Haçlı'ların istila ettkikleri topraklarda sergiledikleri canavarlıklara daha binlerce örnek verilebilir. Bu kadarla yetiniyor, Endülüs katliamına geçiyoruz.

Gustave le Bon, İspanya'daki hıristiyanların müslümanlara yaptıklarını Civilasition des Arabes adlı eserinde şöyle anlatır:

Zafer kazanan hıristiyanların mağlûp Müslümanlar'a karşı icrâ ettikleri her çeşit zulüm ve katliamların hikâyelerini titremeden okumak mümkün değildir! Onları zorla vaftiz ettirdiler. Kutsal Engizisyon mahkemelerine teslim ederek kabil olduğu kadar diri diri yakılmalarını sağladılar. Bu işleri kestirmeden halletmek için de Tuleytule başrahibi hıristiyanlığı kabul etmeyen bütün Araplar'ın kılıçtan geçirilmelerini emretti. Dominiken tarikatı papazı daha da kestirme hareket etti. Kadın ve çocuklar dâhil, ne kadar müslüman varsa kafalarının uçurulması emrini verdi. İspanya'nın yüksek tabakasını, aydınlarını ve sanâyicilerini teşkil eden üç milyon Arap ya öldürüldü, ya da yarımadadan dışarı atıldı. Sekiz asırdan beri Avrupa'nın üzerine ışık saçan parlak medeniyetleri ebediyyen söndü. Bu korkunç katliamlar yanında, Saint Bartelemi Gecesi (Protestanların katolikler tarafından katledilme gecesi) basit bir arbede gibi kalır. Şunu da itiraf etmek gerekir ki, en vahşî istilâcılar arasında bile, bu derece korkunç katliamlarda bulunan tek bir kimse gösterilemez!" (Gustave le Bon, Civilasition des Arabes, s. 129, 160.)

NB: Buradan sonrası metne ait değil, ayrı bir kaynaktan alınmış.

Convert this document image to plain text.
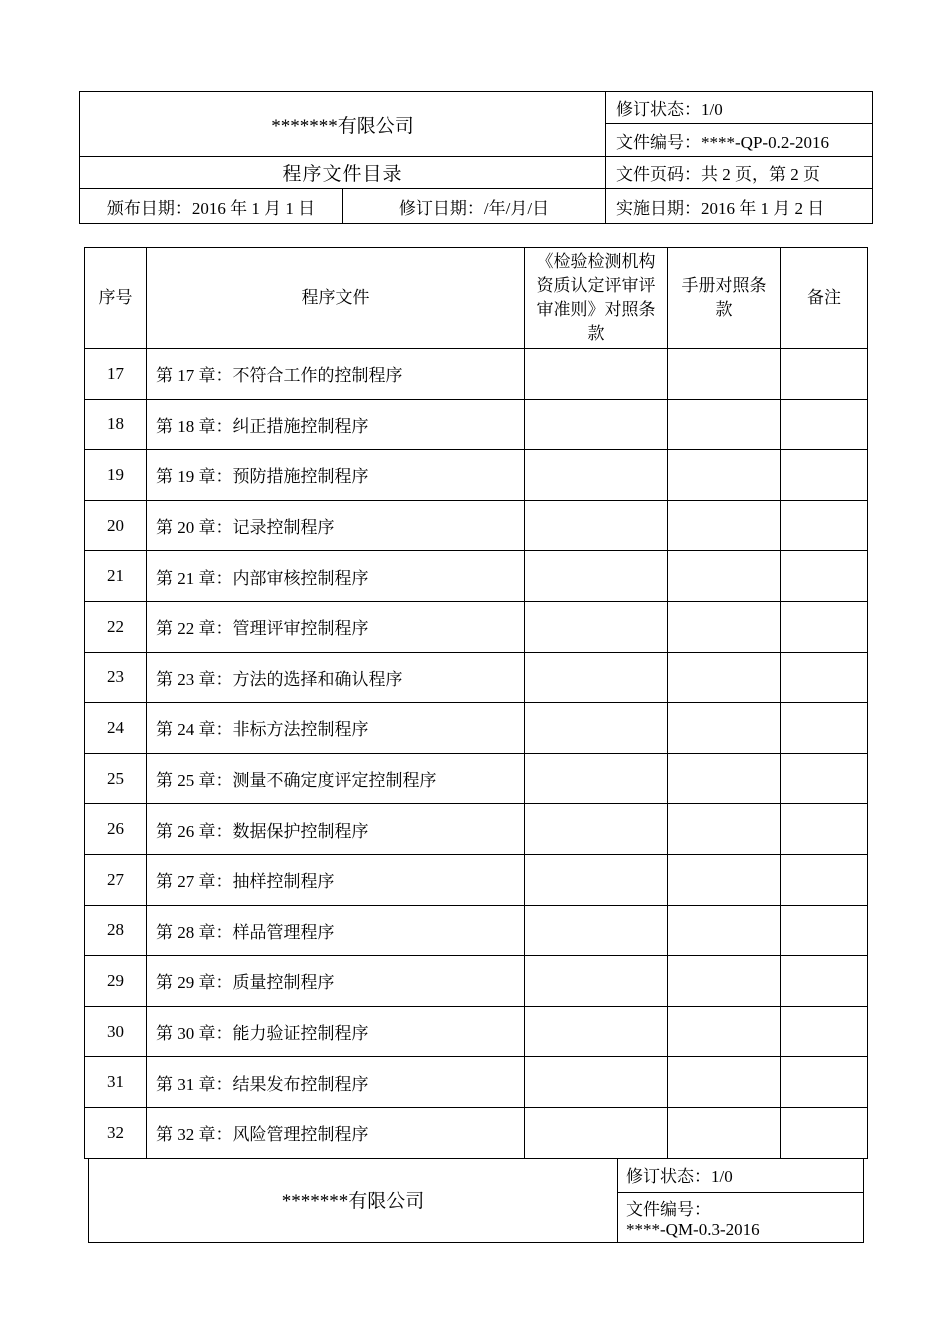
*******有限公司		修订状态：1/0
		文件编号：****-QP-0.2-2016
程序文件目录		文件页码：共 2 页，第 2 页
颁布日期：2016 年 1 月 1 日	修订日期：/年/月/日	实施日期：2016 年 1 月 2 日
序号	程序文件	《检验检测机构资质认定评审评审准则》对照条款	手册对照条款	备注
17	第 17 章：不符合工作的控制程序			
18	第 18 章：纠正措施控制程序			
19	第 19 章：预防措施控制程序			
20	第 20 章：记录控制程序			
21	第 21 章：内部审核控制程序			
22	第 22 章：管理评审控制程序			
23	第 23 章：方法的选择和确认程序			
24	第 24 章：非标方法控制程序			
25	第 25 章：测量不确定度评定控制程序			
26	第 26 章：数据保护控制程序			
27	第 27 章：抽样控制程序			
28	第 28 章：样品管理程序			
29	第 29 章：质量控制程序			
30	第 30 章：能力验证控制程序			
31	第 31 章：结果发布控制程序			
32	第 32 章：风险管理控制程序			
*******有限公司	修订状态：1/0

文件编号：
****-QM-0.3-2016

Saint Bartelemi'de Katolik Hristiyanlar sadece bir gecede 60.000 Protestan'ı diri diri yakarak katletmişlerdir.

Amerika'yı istila eden İngiliz, İspanyol ve Amerikalı'lar da tarihte eşine zor rastlanır katliam ve vahşetlere imza atmışlardır;

"İngilizler, Kızılderililer'in kampına üşüşerek hareket eden her şeyi kesip biçtiler. ...diğerleri yatakların altına girdiler, diğer bir kısmı ise büyük bir cesaretle saldırıya karşılık verdiler .... Mason daha sonra kendisinin, Onları yakmalıyız diye bağırdığını ve ardından da bir meşale yakarak .... Manzara tüyler ürperticiydi ... alevlerin arasında ölenlerin ve Mason'un kan damlayan kılıcından kaçıp yatakların altında büzülenlerin çoğu kadınlar, çocuklar ve güçsüz yaşlı adamlardı.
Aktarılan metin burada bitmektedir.